If I get it down to the right temp for the rest of the primary, will it taste ok or did I blow it?

You may have some off flavors, but I wouldn't worry too much. Definitely do what you can to drop the temperature to a more reasonable level now, but I'm guessing that your fermentation is done considering how hot you had it running. Take a hydro sample and taste it in a few days, you'll have a better idea of how the heat affected it.
 
Ok - blanket is off and she is cooling down, bucket is still a bit warm to the touch but must be approaching the ambient 66* room temp. Before taking off the blanket it was still bubbling 2-3 times per minute, but now bubbling has stopped. I suppose I'll wait and check SG tomorrow....sure hope it won't taste awful.

Would leaving it to condition longer than usual help with off flavors I might have created, or is there anything else I can do about that?

Thanks!
 
Would leaving it to condition longer than usual help with off flavors I might have created, or is there anything else I can do about that?

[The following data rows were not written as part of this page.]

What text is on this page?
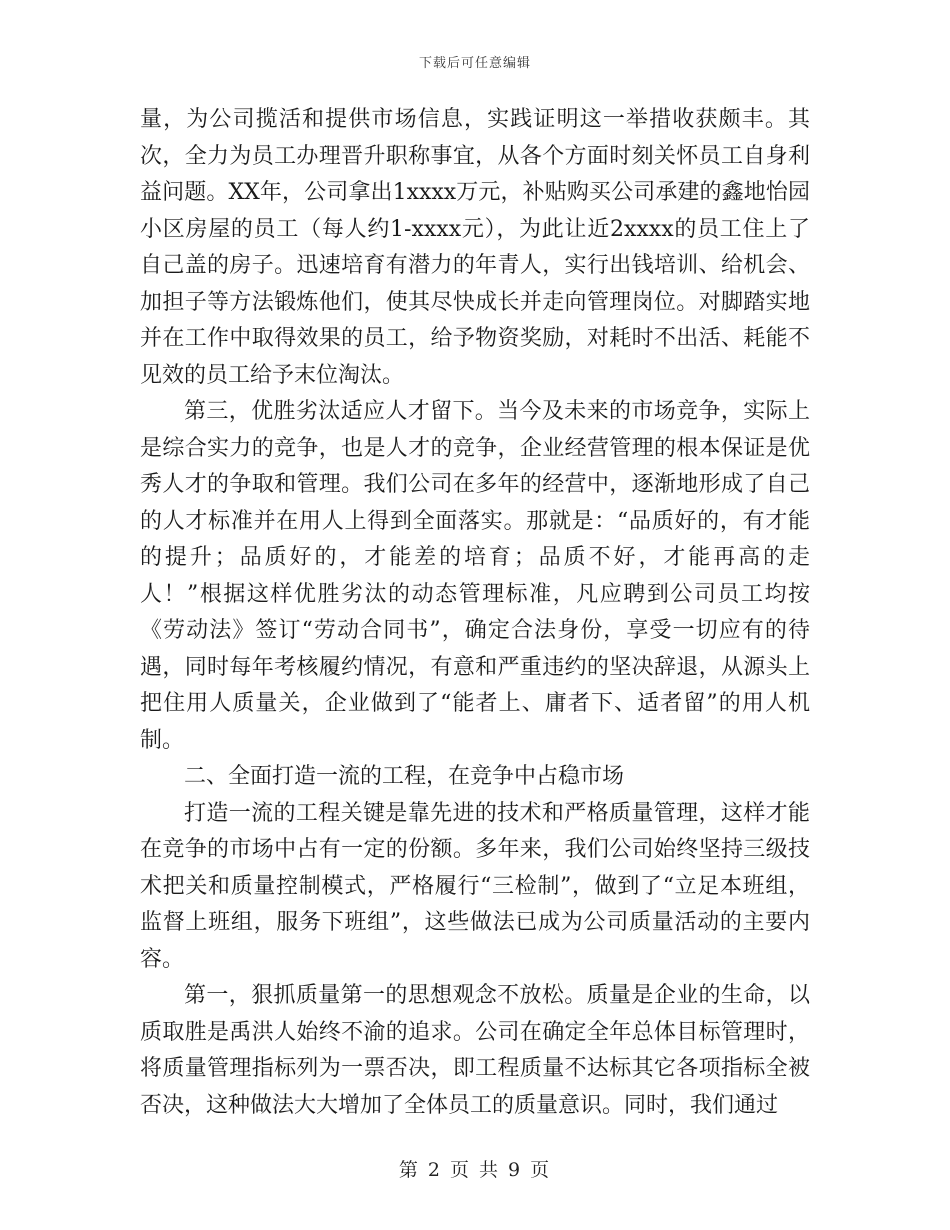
下载后可任意编辑

量，为公司揽活和提供市场信息，实践证明这一举措收获颇丰。其次，全力为员工办理晋升职称事宜，从各个方面时刻关怀员工自身利益问题。XX年，公司拿出1xxxx万元，补贴购买公司承建的鑫地怡园小区房屋的员工（每人约1-xxxx元），为此让近2xxxx的员工住上了自己盖的房子。迅速培育有潜力的年青人，实行出钱培训、给机会、加担子等方法锻炼他们，使其尽快成长并走向管理岗位。对脚踏实地并在工作中取得效果的员工，给予物资奖励，对耗时不出活、耗能不见效的员工给予末位淘汰。

第三，优胜劣汰适应人才留下。当今及未来的市场竞争，实际上是综合实力的竞争，也是人才的竞争，企业经营管理的根本保证是优秀人才的争取和管理。我们公司在多年的经营中，逐渐地形成了自己的人才标准并在用人上得到全面落实。那就是：“品质好的，有才能的提升；品质好的，才能差的培育；品质不好，才能再高的走人！”根据这样优胜劣汰的动态管理标准，凡应聘到公司员工均按《劳动法》签订“劳动合同书”，确定合法身份，享受一切应有的待遇，同时每年考核履约情况，有意和严重违约的坚决辞退，从源头上把住用人质量关，企业做到了“能者上、庸者下、适者留”的用人机制。

二、全面打造一流的工程，在竞争中占稳市场

打造一流的工程关键是靠先进的技术和严格质量管理，这样才能在竞争的市场中占有一定的份额。多年来，我们公司始终坚持三级技术把关和质量控制模式，严格履行“三检制”，做到了“立足本班组，监督上班组，服务下班组”，这些做法已成为公司质量活动的主要内容。

第一，狠抓质量第一的思想观念不放松。质量是企业的生命，以质取胜是禹洪人始终不渝的追求。公司在确定全年总体目标管理时，将质量管理指标列为一票否决，即工程质量不达标其它各项指标全被否决，这种做法大大增加了全体员工的质量意识。同时，我们通过

第 2 页 共 9 页
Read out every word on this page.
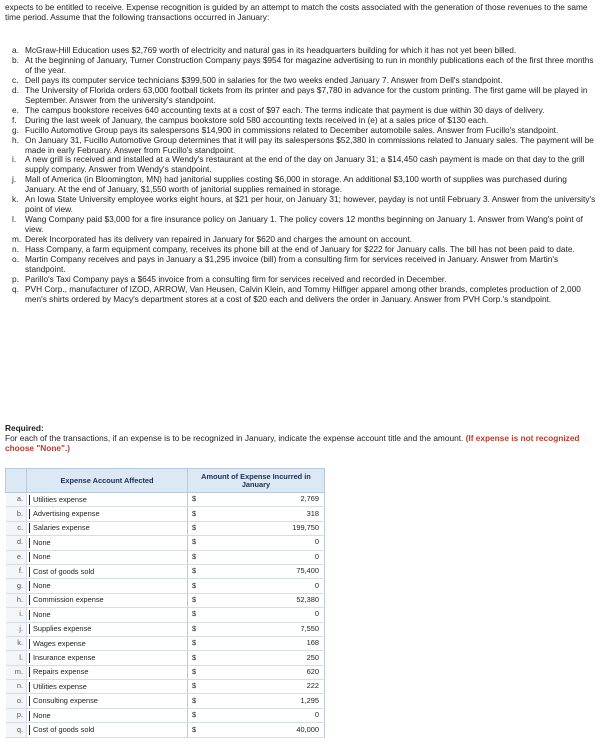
expects to be entitled to receive. Expense recognition is guided by an attempt to match the costs associated with the generation of those revenues to the same time period. Assume that the following transactions occurred in January:

a. McGraw-Hill Education uses $2,769 worth of electricity and natural gas in its headquarters building for which it has not yet been billed.
b. At the beginning of January, Turner Construction Company pays $954 for magazine advertising to run in monthly publications each of the first three months of the year.
c. Dell pays its computer service technicians $399,500 in salaries for the two weeks ended January 7. Answer from Dell's standpoint.
d. The University of Florida orders 63,000 football tickets from its printer and pays $7,780 in advance for the custom printing. The first game will be played in September. Answer from the university's standpoint.
e. The campus bookstore receives 640 accounting texts at a cost of $97 each. The terms indicate that payment is due within 30 days of delivery.
f. During the last week of January, the campus bookstore sold 580 accounting texts received in (e) at a sales price of $130 each.
g. Fucillo Automotive Group pays its salespersons $14,900 in commissions related to December automobile sales. Answer from Fucillo's standpoint.
h. On January 31, Fucillo Automotive Group determines that it will pay its salespersons $52,380 in commissions related to January sales. The payment will be made in early February. Answer from Fucillo's standpoint.
i. A new grill is received and installed at a Wendy's restaurant at the end of the day on January 31; a $14,450 cash payment is made on that day to the grill supply company. Answer from Wendy's standpoint.
j. Mall of America (in Bloomington, MN) had janitorial supplies costing $6,000 in storage. An additional $3,100 worth of supplies was purchased during January. At the end of January, $1,550 worth of janitorial supplies remained in storage.
k. An Iowa State University employee works eight hours, at $21 per hour, on January 31; however, payday is not until February 3. Answer from the university's point of view.
l. Wang Company paid $3,000 for a fire insurance policy on January 1. The policy covers 12 months beginning on January 1. Answer from Wang's point of view.
m. Derek Incorporated has its delivery van repaired in January for $620 and charges the amount on account.
n. Hass Company, a farm equipment company, receives its phone bill at the end of January for $222 for January calls. The bill has not been paid to date.
o. Martin Company receives and pays in January a $1,295 invoice (bill) from a consulting firm for services received in January. Answer from Martin's standpoint.
p. Parillo's Taxi Company pays a $645 invoice from a consulting firm for services received and recorded in December.
q. PVH Corp., manufacturer of IZOD, ARROW, Van Heusen, Calvin Klein, and Tommy Hilfiger apparel among other brands, completes production of 2,000 men's shirts ordered by Macy's department stores at a cost of $20 each and delivers the order in January. Answer from PVH Corp.'s standpoint.

Required:

For each of the transactions, if an expense is to be recognized in January, indicate the expense account title and the amount. (If expense is not recognized choose "None".)

	Expense Account Affected	Amount of Expense Incurred in January	
a.	Utilities expense	$	2,769
b.	Advertising expense	$	318
c.	Salaries expense	$	199,750
d.	None	$	0
e.	None	$	0
f.	Cost of goods sold	$	75,400
g.	None	$	0
h.	Commission expense	$	52,380
i.	None	$	0
j.	Supplies expense	$	7,550
k.	Wages expense	$	168
l.	Insurance expense	$	250
m.	Repairs expense	$	620
n.	Utilities expense	$	222
o.	Consulting expense	$	1,295
p.	None	$	0
q.	Cost of goods sold	$	40,000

longer time will help, but you may still get stuck with some of the excess esters & fusels.
 
Leave this one in the primary fermenter for a longer period of time than you normally would. That mass of yeast at the bottom can help quite a bit with the flavor. I'd probably be planning on a month or more.
 
nope. I'd only secondary if you plan to bulk age for months or add fruit, otherwise its not really necessary.
 
Alright, temp is around 67*, gravity is 0.016 but no more visible signs of fermentation.

I took a sip expecting the worst and was pleasantly surprised - its still a bit sweet but it tasted great. I'll check gravity again today or tomorrow, hopefully things are still happening in there. It probably got colder overnight, hopefully it wont stall out like the last batch...
 
A month! Should I still do a secondary after that?

Nope. And you don't need to leave it on the yeast for a month. Wait for the gravity to stabilize (exact same reading for 2-3 days) and taste it. If you want to leave it on the yeast for longer after that to try and clear it up or mellow it out or remove some strange off-flavors that are coming through, then just wait until it starts to taste like you want it to. The yeast can help a beer condition by removing some compounds left over after the attenuative phase of fermentation is complete. If it tastes fine to you after your gravity stabilizes, feel free to go ahead and bottle/keg it.